Mme Hauser était assez « petite fleur bleue » ce soir, elle se remémorait son passé, ses déceptions, tout en jouissant de la délectable mélancolie du présent oisif et relativement doux, où mûrissent les souvenirs. Mme Hauser avait aimé, mais aimé sérieusement, « indécemment », avec la chair qui palpite, le sang qui s’active lorsque l’être aimé apparaît sur le seuil. C’était, il y a bien longtemps, une de ces années blondes, rieuses, que la jeunesse fabrique avec l’artifice de ses illusions et l’habileté de ses désirs. Un langoureux pasteur, une de ces délicates natures végétatives faites pour la tranquillité bourgeoise de la vie, un pasteur l’avait conquise. Sous la mousseline blanche de son corsage étroit, son petit cœur ayant balbutié, elle avait résolu de façonner sa destinée secrètement. Malheureusement la rougeur intempestive de ses joues la trahit, et son émoi fut caractérisé quand sa mère la trouva épluchant toutes les marguerites des vases d’une cheminée. Obligée d’avouer, le choix allégué à travers ses sanglots et son trouble fut mal apprécié par sa famille. On réservait, pour l’accoupler à sa ronde petite dot, un certain M. Hauser et sa fortune, dont le gros ventre tintinabulant de breloques, n’avait eu, jusqu’à ce jour, que le privilége de la divertir fort. Enfin il fallut se résigner. Les parents furent inexorables, le pasteur quitta la ville, endolori, et le 16 juin 18… la diligence emporta vers l’Italie la suavité ardente de son âme déçue et le gros ventre de M. Hauser.

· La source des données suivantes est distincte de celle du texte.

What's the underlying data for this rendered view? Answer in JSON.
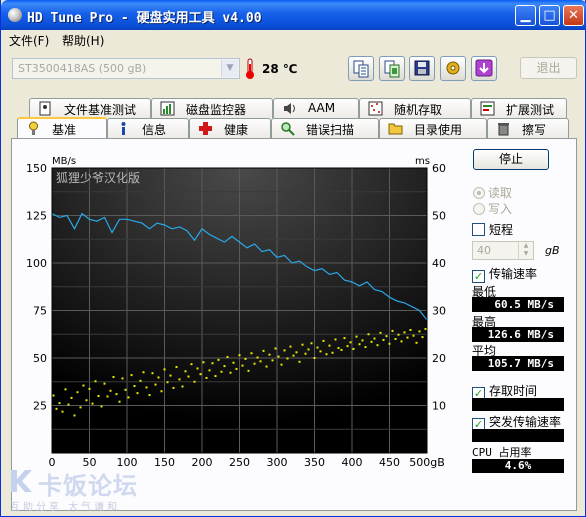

Ces années conjugales furent pesantes mais sans heurt. Les bénéfices pécuniaires acquis de part et d’autre leur firent l’existence pleine de gourmandises. M. Hauser fumait beaucoup, prélassait son obesité dans différents fauteuils, accompagnait sa bonne au marché pour discerner sur place la valeur et la fraîcheur des marchandises. Une fois, ayant absorbé plus de chopes que de raison, il tomba foudroyé. Mme Hauser devint veuve. Cependant elle n’avait pas oublié son premier amour. Ainsi, avec les tritons rouillés de sa fontaine, elle en conversait mentalement, durant de longues heures. La réminiscence de l’état ecclésiastique de son ami la rendit assidue à pratiquer le culte. Chaque matin, on voyait la boulotte silhouette de Mme Hauser traverser la place en trottinant, puis s’engouffrer sous le flamboyant portail du gothique sanctuaire. Elle y restait une heure, parfois deux, somnolente, en marmottant des prières. La conception qu’elle se formait de Dieu était familière et joviale, elle causait avec lui comme avec les tritons de sa fontaine, lui racontant ses tristesses, ses ennuis et les brefs incidents de sa douillette existence.

Elle fréquentait peu ses voisins. Deux vieilles filles seulement venaient jouer au bezigue le dimanche, car on ne pouvait pas tricoter. C’étaient des causeries sans fin : les vieilles filles potinières questionnaient méthodiquement sur l’emploi de sa semaine, et Mme Hauser répondait par tronçons de phrases affables, petits soupirs, timides bâillements.